America has a penchant for unilaterally imposing economic sanctions on other nations. It's a "ready, fire, aim" approach to international policy that angers allies, harms US businesses, and almost always inflicts pain on innocent people in the targeted nation.
Congress has dabbled at reforming US sanctions policy, but it should now take up the issue in earnest and redirect it on a more rational and prudent course.
Sen. Richard Lugar, chairman of the Senate Agriculture Committee and a senior member of the Foreign Relations panel, was exactly right when he said "unilateral sanctions have become, too often in the post-cold-war era, a policy of first use, rather than a policy of final resort."
Economic sanctions are the deliberate, government-directed withdrawal or threat of withdrawal of customary trade or financial relations with a targeted country. They can take a number of forms, including trade embargoes; restrictions on imports or exports; denial of foreign loans and investments; or seizing control of foreign assets or economic transactions.
They can be used to punish a nation for policies the United States doesn't like, or to warn a nation not to continue objectionable policies, or even to encourage the removal of a regime.
In the continuum of international intervention that extends from polite protest to full-scale war, economic sanctions fall in the middle. More forceful and consequential than diplomatic admonishments, they're obviously less harsh than sending in the Marines.
The US International Trade Commission has identified 142 provisions under 42 federal statutes that require or authorize the US to restrict international trade and finance. The ITC also reports there are 27 state, county, and city laws that impose sanctions.
It concludes that by the end of 1998, 29 nations were then being sanctioned by the US.
Another report - by the President's Export Council - found 73 nations were targets of some form of unilateral US economic sanctions during 1997.
It uses a broader definition of sanction than does the International Trade Commission and includes limits or prohibitions of US foreign aid.
While the debate sometimes degenerates into a disagreement over the number of nations now punished by the US, virtually no one disputes that the US is the world leader in imposing unilateral economic sanctions, especially since the end of the cold war.
It now seems that whenever Congress is angry or frustrated at another country - or even at the executive branch's handling of a crisis involving another nation - it slaps on sanctions. Unfortunately, sanctions are too often imposed with little thought or planning, often at the urging of strong domestic lobbies in the US.

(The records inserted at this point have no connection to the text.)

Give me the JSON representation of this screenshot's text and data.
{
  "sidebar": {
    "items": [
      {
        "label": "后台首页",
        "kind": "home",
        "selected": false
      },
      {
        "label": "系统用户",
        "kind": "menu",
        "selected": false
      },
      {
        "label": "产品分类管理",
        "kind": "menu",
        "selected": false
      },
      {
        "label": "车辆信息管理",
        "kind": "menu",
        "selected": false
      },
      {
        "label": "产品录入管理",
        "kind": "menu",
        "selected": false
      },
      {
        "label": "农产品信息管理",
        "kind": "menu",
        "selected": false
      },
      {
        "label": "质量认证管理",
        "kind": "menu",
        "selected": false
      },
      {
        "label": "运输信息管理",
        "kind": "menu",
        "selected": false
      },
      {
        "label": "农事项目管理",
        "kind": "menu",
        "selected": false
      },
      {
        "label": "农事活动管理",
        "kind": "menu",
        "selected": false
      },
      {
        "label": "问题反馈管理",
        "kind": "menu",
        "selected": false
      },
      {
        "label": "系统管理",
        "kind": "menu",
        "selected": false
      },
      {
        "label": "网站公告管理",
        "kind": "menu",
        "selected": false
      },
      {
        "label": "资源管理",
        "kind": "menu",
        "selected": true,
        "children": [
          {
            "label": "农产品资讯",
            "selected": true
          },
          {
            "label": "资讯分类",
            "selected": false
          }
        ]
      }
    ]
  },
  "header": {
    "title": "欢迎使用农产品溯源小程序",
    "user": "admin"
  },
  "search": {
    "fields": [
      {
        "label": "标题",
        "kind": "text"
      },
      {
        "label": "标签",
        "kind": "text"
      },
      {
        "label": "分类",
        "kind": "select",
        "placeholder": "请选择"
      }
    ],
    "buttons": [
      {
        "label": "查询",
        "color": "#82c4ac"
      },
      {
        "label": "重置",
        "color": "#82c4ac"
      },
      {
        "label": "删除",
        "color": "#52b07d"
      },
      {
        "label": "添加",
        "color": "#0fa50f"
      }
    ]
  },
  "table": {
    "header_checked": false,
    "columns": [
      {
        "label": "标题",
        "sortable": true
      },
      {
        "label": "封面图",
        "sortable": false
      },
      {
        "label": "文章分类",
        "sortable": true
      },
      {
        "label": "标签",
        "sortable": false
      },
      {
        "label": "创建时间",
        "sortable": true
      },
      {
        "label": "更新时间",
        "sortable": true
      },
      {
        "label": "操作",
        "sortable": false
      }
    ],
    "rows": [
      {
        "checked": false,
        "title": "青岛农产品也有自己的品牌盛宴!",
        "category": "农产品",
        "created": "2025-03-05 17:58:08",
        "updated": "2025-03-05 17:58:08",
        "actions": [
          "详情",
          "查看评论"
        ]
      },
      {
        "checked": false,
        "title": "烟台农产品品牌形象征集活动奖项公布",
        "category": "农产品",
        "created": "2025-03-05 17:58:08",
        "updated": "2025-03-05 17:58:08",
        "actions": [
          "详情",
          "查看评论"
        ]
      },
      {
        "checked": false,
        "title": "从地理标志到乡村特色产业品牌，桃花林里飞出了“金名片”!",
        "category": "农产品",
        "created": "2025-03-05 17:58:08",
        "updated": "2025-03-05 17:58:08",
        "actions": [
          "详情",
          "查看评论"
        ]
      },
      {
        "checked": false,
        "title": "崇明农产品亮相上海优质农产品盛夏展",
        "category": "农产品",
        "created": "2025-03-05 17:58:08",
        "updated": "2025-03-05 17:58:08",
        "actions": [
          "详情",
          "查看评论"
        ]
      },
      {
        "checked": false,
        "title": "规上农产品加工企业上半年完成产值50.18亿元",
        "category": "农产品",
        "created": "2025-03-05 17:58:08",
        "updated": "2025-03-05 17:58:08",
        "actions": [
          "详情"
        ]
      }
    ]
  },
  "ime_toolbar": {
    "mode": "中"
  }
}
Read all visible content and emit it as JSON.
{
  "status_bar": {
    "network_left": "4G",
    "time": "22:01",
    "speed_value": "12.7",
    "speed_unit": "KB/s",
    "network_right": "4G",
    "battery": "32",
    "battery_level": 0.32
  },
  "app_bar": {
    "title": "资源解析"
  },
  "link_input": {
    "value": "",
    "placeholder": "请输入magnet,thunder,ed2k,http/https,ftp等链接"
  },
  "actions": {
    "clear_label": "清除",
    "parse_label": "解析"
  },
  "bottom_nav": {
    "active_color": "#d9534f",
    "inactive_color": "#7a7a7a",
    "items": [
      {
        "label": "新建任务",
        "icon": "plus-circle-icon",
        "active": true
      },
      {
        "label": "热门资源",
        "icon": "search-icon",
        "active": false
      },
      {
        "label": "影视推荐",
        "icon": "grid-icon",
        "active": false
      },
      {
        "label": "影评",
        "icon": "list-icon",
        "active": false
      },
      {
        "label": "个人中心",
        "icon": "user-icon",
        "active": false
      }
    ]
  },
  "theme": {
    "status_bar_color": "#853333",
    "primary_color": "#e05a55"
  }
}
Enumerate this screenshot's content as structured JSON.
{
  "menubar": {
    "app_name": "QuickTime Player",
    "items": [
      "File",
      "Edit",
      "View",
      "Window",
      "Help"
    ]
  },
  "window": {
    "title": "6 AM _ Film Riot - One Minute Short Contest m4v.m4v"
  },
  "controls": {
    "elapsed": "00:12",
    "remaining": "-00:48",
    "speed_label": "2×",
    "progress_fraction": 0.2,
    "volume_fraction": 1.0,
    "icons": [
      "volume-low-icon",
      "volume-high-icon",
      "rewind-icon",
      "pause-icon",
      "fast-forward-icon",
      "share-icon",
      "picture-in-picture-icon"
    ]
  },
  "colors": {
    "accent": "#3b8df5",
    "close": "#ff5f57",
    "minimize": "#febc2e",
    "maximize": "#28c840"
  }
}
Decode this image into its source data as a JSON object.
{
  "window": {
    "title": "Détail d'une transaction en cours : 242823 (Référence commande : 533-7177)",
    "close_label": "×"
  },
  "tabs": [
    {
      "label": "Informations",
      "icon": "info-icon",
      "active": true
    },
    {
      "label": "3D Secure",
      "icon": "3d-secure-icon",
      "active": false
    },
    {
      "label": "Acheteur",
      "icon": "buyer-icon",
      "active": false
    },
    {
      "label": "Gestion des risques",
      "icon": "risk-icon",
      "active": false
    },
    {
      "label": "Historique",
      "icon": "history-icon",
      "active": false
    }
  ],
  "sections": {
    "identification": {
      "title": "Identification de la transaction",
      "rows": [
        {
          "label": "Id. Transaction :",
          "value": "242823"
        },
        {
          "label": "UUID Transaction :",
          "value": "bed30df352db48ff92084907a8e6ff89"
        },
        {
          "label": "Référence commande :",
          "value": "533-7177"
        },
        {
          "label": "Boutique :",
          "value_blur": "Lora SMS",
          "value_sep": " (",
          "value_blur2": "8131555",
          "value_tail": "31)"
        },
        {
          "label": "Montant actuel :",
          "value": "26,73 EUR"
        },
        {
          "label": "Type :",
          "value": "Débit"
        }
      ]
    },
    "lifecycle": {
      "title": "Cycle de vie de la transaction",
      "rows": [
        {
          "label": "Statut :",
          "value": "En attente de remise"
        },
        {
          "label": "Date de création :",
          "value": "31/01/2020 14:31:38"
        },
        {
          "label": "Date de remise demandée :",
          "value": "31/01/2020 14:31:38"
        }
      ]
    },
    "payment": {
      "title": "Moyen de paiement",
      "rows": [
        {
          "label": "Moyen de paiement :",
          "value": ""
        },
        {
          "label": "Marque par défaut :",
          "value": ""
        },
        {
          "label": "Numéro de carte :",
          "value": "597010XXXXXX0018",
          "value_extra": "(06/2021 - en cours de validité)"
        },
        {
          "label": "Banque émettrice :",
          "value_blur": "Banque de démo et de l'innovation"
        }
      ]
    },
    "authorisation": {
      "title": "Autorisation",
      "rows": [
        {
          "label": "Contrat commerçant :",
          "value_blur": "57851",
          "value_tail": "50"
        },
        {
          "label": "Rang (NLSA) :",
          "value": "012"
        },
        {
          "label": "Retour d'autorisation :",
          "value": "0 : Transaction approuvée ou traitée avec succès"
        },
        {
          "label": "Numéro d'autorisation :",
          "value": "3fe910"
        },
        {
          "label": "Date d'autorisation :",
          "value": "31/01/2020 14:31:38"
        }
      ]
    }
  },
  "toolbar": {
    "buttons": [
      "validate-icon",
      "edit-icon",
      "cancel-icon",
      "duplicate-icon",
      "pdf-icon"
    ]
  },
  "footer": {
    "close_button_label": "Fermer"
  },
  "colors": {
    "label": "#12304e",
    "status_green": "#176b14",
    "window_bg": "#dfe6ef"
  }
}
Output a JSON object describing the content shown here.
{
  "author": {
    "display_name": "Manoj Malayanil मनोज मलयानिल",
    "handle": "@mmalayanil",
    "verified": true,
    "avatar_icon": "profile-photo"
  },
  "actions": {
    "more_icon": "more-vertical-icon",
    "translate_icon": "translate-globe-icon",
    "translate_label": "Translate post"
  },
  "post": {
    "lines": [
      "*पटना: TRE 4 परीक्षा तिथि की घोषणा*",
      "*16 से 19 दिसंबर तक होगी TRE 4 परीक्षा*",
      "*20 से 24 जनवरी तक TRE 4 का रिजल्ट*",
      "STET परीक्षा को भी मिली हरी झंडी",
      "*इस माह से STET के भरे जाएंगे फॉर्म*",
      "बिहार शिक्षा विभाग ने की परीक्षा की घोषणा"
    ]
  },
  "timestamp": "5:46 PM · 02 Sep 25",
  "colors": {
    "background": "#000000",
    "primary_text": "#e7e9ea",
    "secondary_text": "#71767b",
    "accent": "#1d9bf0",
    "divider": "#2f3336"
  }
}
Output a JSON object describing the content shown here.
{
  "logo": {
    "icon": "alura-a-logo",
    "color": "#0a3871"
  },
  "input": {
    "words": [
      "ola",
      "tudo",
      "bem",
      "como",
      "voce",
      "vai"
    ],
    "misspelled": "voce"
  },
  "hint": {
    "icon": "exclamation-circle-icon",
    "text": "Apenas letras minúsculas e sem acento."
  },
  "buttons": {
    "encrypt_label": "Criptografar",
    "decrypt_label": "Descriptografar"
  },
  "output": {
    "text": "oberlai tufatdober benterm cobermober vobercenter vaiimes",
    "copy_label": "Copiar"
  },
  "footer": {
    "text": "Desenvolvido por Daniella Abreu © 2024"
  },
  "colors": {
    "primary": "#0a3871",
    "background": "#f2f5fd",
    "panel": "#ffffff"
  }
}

A report by the Institute of International Economics found that economic sanctions have some impact only a third of the time. Several studies have shown that America's sanctions policies cost about $15 billion to $20 billion a year in lost exports and 200,000 lost export-related jobs.
It's now time for Congress to overhaul sanctions policy. A good start would be to approve legislation along the lines of a bill drafted by Sens. Lugar, Chuck Hagel (R) of Nebraska, and Bob Kerrey (D) of Nebraska.
The legislation's central premise is that Congress should slow down and think before imposing sanctions. More specifically, it requires any new unilateral economic sanctions to:
*Include a clear statement of foreign policy goals.
*Be as narrowly targeted as possible.
*Exempt food and medicine.
*Include a timely analysis of the likely costs and gains before it is imposed.
*Have periodic assessments of effectiveness.
*Expire after two years unless re-authorized by the president and Congress.
The bill also gives the president latitude to waive sanctions when he deems it to be in the national interest.
This legislation is a good start to fix the economic sanctions mess, but several other initiatives are also needed.
First, a bipartisan working group of senior congressional and administration officials should be created to review the array of sanctions that are on the books and decide which, if any, are inappropriate, outdated, or counterproductive.
Second, this same panel should review a new State Department study that spells out dozens of political, cultural, diplomatic, intelligence, and military tools that could be used as alternative instruments of persuasion.
Third, the US government should oppose state and local government use of economic sanctions. This issue is under judicial review, but it seems clear state actions hamper the ability of the executive and legislative branches to conduct foreign policy.
Sanctions should not be abandoned as instruments of US trade and foreign policy. But these tools work better if they're used rarely and shrewdly, rather than frequently and crudely.
*John Shaw is a reporter for Market News International in Washington, D.C.